While not all the statistics on brain injury recovery are negative, it can still feel quite depressing to look at some of these facts.

This is why we argue that focusing on generalizations or percentages is ultimately counterproductive for brain injury recovery. Instead, it’s more productive to focus on maximizing your own recovery. The following are a few tips to help you accomplish this:

  • Stay positive. Don’t look at yourself as just another statistic. This leads to limiting beliefs that prevent you from reaching your full potential. Staying positive, in contrast, can give you the motivation you need to persevere with treatment.
  • Practice therapy at home. Your brain possesses a natural healing mechanism that allows it to rewire itself. And the best way to engage it is through daily therapy exercises. Therefore, make sure you exercise every day at home.
  • Stimulate Your Brain. In addition to repetitive exercise, you should focus on stimulating your brain through activities such as puzzles, art, and music therapy. Stimulation increases the production of certain neurotrophic growth factors such as BDNF. These aid in the process of neurogenesis which helps your brain generate new nerve cells.
  • Push through plateaus. After a while, you might notice your progress slowing down. Therapists call this a plateau, and it is a normal part of recovery. The key is to not give up when they occur and to keep exercising. Eventually, you will start improving again.
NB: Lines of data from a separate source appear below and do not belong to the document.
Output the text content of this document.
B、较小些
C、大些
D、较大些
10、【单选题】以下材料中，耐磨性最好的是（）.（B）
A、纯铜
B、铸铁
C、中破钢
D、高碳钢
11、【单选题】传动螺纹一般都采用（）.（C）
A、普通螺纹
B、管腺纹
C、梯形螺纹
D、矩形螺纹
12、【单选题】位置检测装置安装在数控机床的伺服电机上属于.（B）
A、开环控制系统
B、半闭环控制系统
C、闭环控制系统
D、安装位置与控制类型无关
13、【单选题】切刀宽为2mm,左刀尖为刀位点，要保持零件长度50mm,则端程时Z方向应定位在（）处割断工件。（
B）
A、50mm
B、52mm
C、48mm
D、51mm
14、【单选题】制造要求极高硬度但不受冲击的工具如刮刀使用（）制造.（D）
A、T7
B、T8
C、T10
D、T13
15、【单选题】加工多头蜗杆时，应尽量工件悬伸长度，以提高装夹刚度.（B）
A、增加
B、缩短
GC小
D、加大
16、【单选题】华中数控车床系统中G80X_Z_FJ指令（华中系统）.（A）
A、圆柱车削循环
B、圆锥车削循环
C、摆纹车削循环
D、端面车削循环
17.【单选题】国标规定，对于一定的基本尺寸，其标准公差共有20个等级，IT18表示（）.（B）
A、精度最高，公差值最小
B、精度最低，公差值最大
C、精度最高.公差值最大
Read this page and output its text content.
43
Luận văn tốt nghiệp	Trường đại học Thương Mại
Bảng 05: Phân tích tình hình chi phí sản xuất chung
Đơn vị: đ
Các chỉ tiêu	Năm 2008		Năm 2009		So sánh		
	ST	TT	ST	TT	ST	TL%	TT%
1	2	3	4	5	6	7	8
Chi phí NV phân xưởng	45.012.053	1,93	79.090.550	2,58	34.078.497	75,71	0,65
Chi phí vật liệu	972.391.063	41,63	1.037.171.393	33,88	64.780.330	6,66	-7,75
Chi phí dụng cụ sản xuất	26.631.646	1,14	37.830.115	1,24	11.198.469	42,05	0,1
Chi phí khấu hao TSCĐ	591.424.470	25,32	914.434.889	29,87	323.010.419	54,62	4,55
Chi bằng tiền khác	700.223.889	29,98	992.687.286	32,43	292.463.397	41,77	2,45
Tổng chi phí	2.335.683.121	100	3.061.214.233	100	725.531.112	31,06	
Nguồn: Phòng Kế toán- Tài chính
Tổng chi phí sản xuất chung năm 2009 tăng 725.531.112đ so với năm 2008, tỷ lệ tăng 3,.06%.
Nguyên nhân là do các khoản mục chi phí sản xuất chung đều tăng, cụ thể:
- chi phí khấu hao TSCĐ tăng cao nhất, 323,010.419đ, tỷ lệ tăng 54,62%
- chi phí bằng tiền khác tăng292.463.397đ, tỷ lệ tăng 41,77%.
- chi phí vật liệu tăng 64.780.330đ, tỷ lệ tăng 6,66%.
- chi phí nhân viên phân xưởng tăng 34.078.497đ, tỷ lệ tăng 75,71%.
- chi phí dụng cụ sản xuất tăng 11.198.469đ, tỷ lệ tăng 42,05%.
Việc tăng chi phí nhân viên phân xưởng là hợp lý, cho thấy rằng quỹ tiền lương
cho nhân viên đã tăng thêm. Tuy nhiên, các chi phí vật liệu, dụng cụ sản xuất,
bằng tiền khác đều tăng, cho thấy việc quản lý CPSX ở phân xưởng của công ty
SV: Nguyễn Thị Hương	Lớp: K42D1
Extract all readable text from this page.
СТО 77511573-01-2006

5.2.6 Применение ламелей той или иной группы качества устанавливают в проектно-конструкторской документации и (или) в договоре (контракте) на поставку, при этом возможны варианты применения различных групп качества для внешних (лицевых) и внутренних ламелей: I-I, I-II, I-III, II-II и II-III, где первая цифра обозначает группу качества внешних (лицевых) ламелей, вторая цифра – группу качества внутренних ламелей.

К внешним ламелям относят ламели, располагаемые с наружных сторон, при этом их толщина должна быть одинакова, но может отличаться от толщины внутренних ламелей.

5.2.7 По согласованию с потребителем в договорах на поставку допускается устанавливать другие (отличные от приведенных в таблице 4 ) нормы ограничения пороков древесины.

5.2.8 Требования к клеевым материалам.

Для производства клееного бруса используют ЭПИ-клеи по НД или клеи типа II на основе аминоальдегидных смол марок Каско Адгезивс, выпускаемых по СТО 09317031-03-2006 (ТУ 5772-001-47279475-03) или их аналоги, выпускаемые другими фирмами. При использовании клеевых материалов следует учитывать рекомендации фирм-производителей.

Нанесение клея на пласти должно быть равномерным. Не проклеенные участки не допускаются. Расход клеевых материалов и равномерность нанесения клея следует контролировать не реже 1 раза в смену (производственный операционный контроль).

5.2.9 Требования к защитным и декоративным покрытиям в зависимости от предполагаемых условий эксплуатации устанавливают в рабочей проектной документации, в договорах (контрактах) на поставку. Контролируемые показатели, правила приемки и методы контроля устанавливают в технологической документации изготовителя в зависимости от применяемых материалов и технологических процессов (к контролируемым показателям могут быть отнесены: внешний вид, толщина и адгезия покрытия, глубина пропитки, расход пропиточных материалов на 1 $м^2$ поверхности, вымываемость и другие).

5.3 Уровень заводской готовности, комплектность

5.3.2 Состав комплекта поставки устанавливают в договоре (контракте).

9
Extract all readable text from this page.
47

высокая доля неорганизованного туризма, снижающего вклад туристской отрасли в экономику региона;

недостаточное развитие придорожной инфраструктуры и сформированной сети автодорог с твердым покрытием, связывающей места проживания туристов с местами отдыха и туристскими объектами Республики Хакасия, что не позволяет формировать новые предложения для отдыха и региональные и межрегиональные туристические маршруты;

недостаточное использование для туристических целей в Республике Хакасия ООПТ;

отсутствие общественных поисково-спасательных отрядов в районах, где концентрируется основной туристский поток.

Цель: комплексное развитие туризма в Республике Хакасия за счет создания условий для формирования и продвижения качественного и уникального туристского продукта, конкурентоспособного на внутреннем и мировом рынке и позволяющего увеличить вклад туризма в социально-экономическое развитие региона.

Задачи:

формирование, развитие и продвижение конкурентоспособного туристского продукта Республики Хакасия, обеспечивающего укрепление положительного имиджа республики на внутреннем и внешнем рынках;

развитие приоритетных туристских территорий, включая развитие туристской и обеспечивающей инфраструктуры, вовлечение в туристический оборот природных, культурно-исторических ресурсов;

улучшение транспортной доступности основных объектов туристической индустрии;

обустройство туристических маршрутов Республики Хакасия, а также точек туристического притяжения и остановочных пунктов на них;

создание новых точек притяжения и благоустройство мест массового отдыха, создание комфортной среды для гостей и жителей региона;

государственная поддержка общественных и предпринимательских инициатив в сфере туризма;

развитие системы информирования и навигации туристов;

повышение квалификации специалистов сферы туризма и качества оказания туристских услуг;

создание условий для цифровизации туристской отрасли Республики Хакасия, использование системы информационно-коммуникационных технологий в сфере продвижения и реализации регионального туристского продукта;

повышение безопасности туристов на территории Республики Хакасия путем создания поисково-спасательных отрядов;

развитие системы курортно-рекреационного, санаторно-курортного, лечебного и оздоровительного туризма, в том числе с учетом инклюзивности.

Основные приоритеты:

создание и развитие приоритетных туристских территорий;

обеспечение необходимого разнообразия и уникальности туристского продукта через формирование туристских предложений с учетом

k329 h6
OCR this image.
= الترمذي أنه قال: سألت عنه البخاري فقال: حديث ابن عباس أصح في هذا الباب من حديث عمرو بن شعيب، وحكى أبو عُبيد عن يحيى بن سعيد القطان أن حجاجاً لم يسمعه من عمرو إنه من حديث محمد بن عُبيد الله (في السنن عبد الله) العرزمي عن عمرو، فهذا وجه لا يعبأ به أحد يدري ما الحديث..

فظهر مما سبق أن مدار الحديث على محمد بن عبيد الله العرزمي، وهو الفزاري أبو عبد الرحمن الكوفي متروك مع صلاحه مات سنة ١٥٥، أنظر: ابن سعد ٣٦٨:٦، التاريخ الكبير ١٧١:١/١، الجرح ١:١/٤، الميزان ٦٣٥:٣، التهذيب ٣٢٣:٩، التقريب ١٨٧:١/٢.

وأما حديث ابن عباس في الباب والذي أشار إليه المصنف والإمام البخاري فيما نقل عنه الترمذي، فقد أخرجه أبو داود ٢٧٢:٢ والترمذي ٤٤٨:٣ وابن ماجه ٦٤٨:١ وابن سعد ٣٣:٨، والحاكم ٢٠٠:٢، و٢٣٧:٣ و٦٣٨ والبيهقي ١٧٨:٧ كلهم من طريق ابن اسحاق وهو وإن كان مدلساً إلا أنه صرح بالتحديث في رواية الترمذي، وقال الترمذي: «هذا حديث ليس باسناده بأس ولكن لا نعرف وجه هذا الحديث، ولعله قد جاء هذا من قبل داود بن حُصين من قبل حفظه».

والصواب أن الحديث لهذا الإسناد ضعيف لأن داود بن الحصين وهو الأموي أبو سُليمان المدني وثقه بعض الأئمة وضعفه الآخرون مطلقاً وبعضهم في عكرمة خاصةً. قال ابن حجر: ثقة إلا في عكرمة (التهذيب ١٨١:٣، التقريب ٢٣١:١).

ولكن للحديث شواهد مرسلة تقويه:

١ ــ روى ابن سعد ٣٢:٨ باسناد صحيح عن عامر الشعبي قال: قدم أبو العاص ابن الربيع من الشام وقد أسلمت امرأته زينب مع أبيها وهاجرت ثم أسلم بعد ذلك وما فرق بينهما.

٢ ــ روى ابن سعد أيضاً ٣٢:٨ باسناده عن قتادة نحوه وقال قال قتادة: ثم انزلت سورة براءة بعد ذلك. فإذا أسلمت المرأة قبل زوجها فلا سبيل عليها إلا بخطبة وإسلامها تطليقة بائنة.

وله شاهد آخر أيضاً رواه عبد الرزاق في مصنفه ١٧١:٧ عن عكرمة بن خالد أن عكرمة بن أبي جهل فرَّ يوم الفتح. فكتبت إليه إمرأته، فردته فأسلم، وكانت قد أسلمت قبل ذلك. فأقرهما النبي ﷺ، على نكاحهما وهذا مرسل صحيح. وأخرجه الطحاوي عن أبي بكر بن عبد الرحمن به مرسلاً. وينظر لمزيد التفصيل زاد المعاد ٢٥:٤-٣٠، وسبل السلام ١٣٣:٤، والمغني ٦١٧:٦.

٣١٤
No matter how long it has been since your brain injury, it is always possible to improve your abilities. Following these steps can help boost your odds of making a fuller recovery from TBI.

Brain Injury Recovery Statistics: Conclusion

In the end, because every TBI is unique, it’s not possible to fully predict every outcome. While doctors try to be as accurate as possible, there are variables that they cannot always see.

Every day we hear stories of brain injury patients surprising their doctors with their achievements. And in every single case, these people were the ones who ignored negative predictions and persevered through overwhelming odds.

There’s no reason why this can’t be your story as well.